Whereas imaging labeled viruses in living cells provides a powerful assay to probe the kinetics and sites of viral genome release, this type of assay also has a significant limitation—it does not directly show whether the observed RNA release leads to infection. In order to establish the biological significance of the results obtained using the visualization assay, we refined a neutral red–dependent infectious center (NRIC) assay [16] to specifically target early infection steps leading to the viral RNA release. In the refined NRIC assay (Figure 4A), HeLa cells were pretreated with a given inhibitor for 1 h prior to infection with NR-labeled PV at an MOI of one. At 30 min p.i., the cells were exposed to light to inactivate viruses that had not yet released RNA. The drugs were then removed, and the inoculated cells were then seeded onto a fresh layer of cells in the absence of inhibitor, and the percentage of cells infected was determined by plaque assay. In a parallel assay, the light illumination step was omitted to control for irreversible effects of the inhibitor on the cell or the virus.
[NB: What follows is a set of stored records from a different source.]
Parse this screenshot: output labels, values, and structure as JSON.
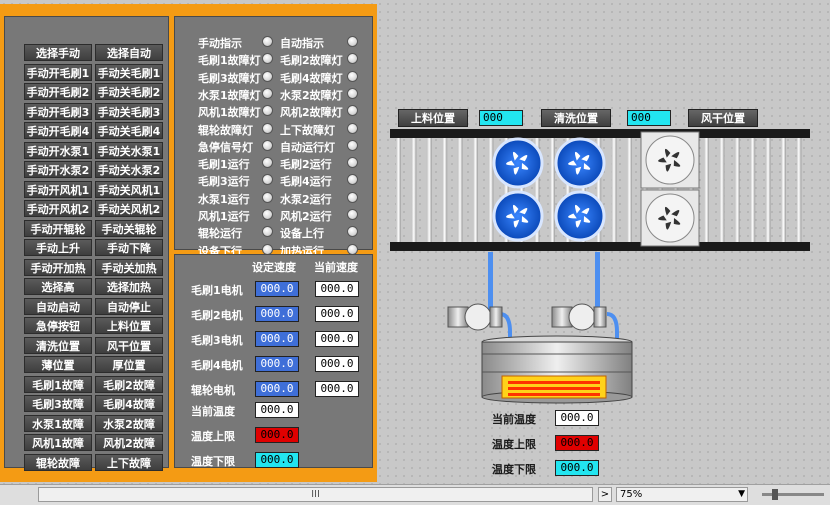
{
  "manual_buttons": [
    [
      "选择手动",
      "选择自动"
    ],
    [
      "手动开毛刷1",
      "手动关毛刷1"
    ],
    [
      "手动开毛刷2",
      "手动关毛刷2"
    ],
    [
      "手动开毛刷3",
      "手动关毛刷3"
    ],
    [
      "手动开毛刷4",
      "手动关毛刷4"
    ],
    [
      "手动开水泵1",
      "手动关水泵1"
    ],
    [
      "手动开水泵2",
      "手动关水泵2"
    ],
    [
      "手动开风机1",
      "手动关风机1"
    ],
    [
      "手动开风机2",
      "手动关风机2"
    ],
    [
      "手动开辊轮",
      "手动关辊轮"
    ],
    [
      "手动上升",
      "手动下降"
    ],
    [
      "手动开加热",
      "手动关加热"
    ],
    [
      "选择高",
      "选择加热"
    ],
    [
      "自动启动",
      "自动停止"
    ],
    [
      "急停按钮",
      "上料位置"
    ],
    [
      "清洗位置",
      "风干位置"
    ],
    [
      "薄位置",
      "厚位置"
    ],
    [
      "毛刷1故障",
      "毛刷2故障"
    ],
    [
      "毛刷3故障",
      "毛刷4故障"
    ],
    [
      "水泵1故障",
      "水泵2故障"
    ],
    [
      "风机1故障",
      "风机2故障"
    ],
    [
      "辊轮故障",
      "上下故障"
    ]
  ],
  "indicators": [
    [
      "手动指示",
      "自动指示"
    ],
    [
      "毛刷1故障灯",
      "毛刷2故障灯"
    ],
    [
      "毛刷3故障灯",
      "毛刷4故障灯"
    ],
    [
      "水泵1故障灯",
      "水泵2故障灯"
    ],
    [
      "风机1故障灯",
      "风机2故障灯"
    ],
    [
      "辊轮故障灯",
      "上下故障灯"
    ],
    [
      "急停信号灯",
      "自动运行灯"
    ],
    [
      "毛刷1运行",
      "毛刷2运行"
    ],
    [
      "毛刷3运行",
      "毛刷4运行"
    ],
    [
      "水泵1运行",
      "水泵2运行"
    ],
    [
      "风机1运行",
      "风机2运行"
    ],
    [
      "辊轮运行",
      "设备上行"
    ],
    [
      "设备下行",
      "加热运行"
    ]
  ],
  "speed": {
    "set_header": "设定速度",
    "cur_header": "当前速度",
    "rows": [
      {
        "label": "毛刷1电机",
        "set": "000.0",
        "cur": "000.0"
      },
      {
        "label": "毛刷2电机",
        "set": "000.0",
        "cur": "000.0"
      },
      {
        "label": "毛刷3电机",
        "set": "000.0",
        "cur": "000.0"
      },
      {
        "label": "毛刷4电机",
        "set": "000.0",
        "cur": "000.0"
      },
      {
        "label": "辊轮电机",
        "set": "000.0",
        "cur": "000.0"
      }
    ],
    "temp_rows": [
      {
        "label": "当前温度",
        "value": "000.0",
        "color": "#ffffff"
      },
      {
        "label": "温度上限",
        "value": "000.0",
        "color": "#e00000"
      },
      {
        "label": "温度下限",
        "value": "000.0",
        "color": "#22e5f0"
      }
    ]
  },
  "process": {
    "load_position_label": "上料位置",
    "load_value": "000",
    "wash_position_label": "清洗位置",
    "wash_value": "000",
    "dry_position_label": "风干位置",
    "temp_rows": [
      {
        "label": "当前温度",
        "value": "000.0",
        "color": "#ffffff"
      },
      {
        "label": "温度上限",
        "value": "000.0",
        "color": "#e00000"
      },
      {
        "label": "温度下限",
        "value": "000.0",
        "color": "#22e5f0"
      }
    ]
  },
  "statusbar": {
    "scroll_marker": "III",
    "nav_arrow": ">",
    "zoom": "75%"
  }
}
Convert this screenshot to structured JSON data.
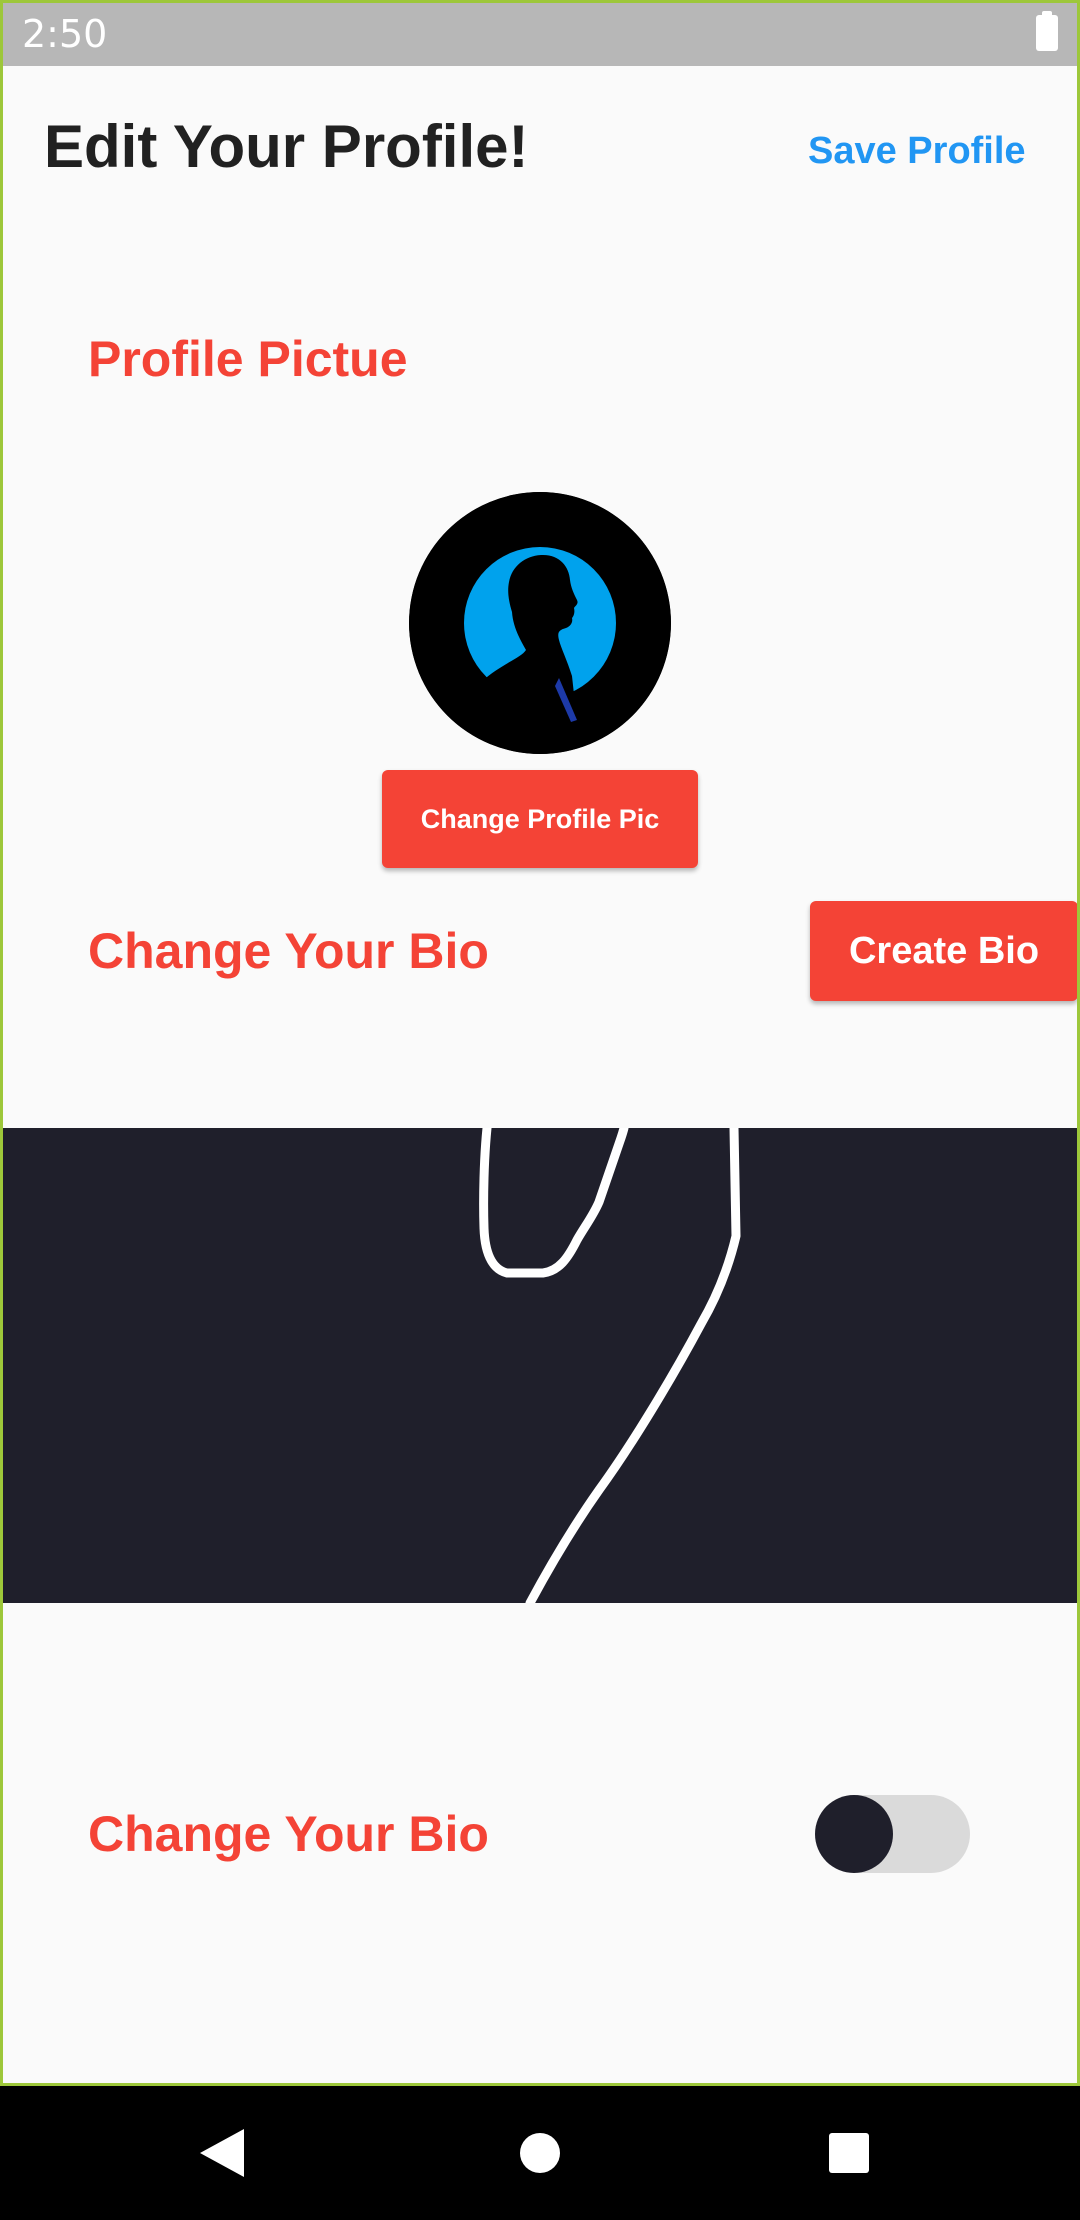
{
  "status_bar": {
    "time": "2:50"
  },
  "header": {
    "title": "Edit Your Profile!",
    "save_label": "Save Profile"
  },
  "profile_picture": {
    "label": "Profile Pictue",
    "change_button": "Change Profile Pic"
  },
  "bio": {
    "label": "Change Your Bio",
    "create_button": "Create Bio"
  },
  "bio_toggle": {
    "label": "Change Your Bio",
    "state": "off"
  },
  "nav_bar": {
    "icons": [
      "back-icon",
      "home-icon",
      "recents-icon"
    ]
  },
  "colors": {
    "accent_red": "#f44336",
    "link_blue": "#2196f3",
    "dark_canvas": "#1f1f2b",
    "status_bar": "#b7b7b7"
  }
}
Figure 4. The Neutral Red Infectious Center Assay

(A) Schematic for the NRIC assay. Cells were pretreated with an inhibitor for 1 h prior to infection in the dark with NR PV. Infection was initiated by warming to 37 °C. In order to probe for inhibitor effects only during the early steps of infection, the cells were exposed to white light at 30 min p.i. to inactivate intact viruses, the inhibitor was removed, and the cells were trypsinized. The detached cells were used to infect a fresh monolayer of HeLa cells in the absence of inhibitor, and the plaques were counted at 2 d p.i..

(B) Brefeldin A is known to inhibit later stages of PV infection and was used to demonstrate the ability of the NRIC assay to exclusively show inhibitor effects during the early stage of PV infection. In contrast to a normal plaque assay, Brefeldin A in the NRIC assay has no effect on the infection. R78206 was used as a positive control that irreversible binds and inactivates the PV capsid. Triple asterisks (***) indicate p < 0.001.

In order to confirm that the assay is able to distinguish between the effect of drugs on RNA release and late stages of infection, we used the assay to assess the effect of two drugs: the capsid-binding drug R78206, a drug known to block conformational changes and RNA release (Figure 1C) [25]; and brefeldin A, a drug that disrupts endoplasmic reticulum to Golgi trafficking that has been shown to block PV RNA replication late in infection, but has no effect on early events [29]. As expected, the PV-specific inhibitor R78206 caused severe and irreversible reduction in titer in the NRIC assay (Figure 4B). Consistent with earlier findings, brefeldin A had a pronounced effect on viral replication in a conventional plaque assay when present throughout infection, but had no effect on infection in the NRIC assay or in the plaque assay if the drug was washed out. We combined the imaging assay and NRIC assay to probe the effects of a panel of inhibitors of cell trafficking pathways to gain additional insights into the mechanism of PV entry, as discussed below.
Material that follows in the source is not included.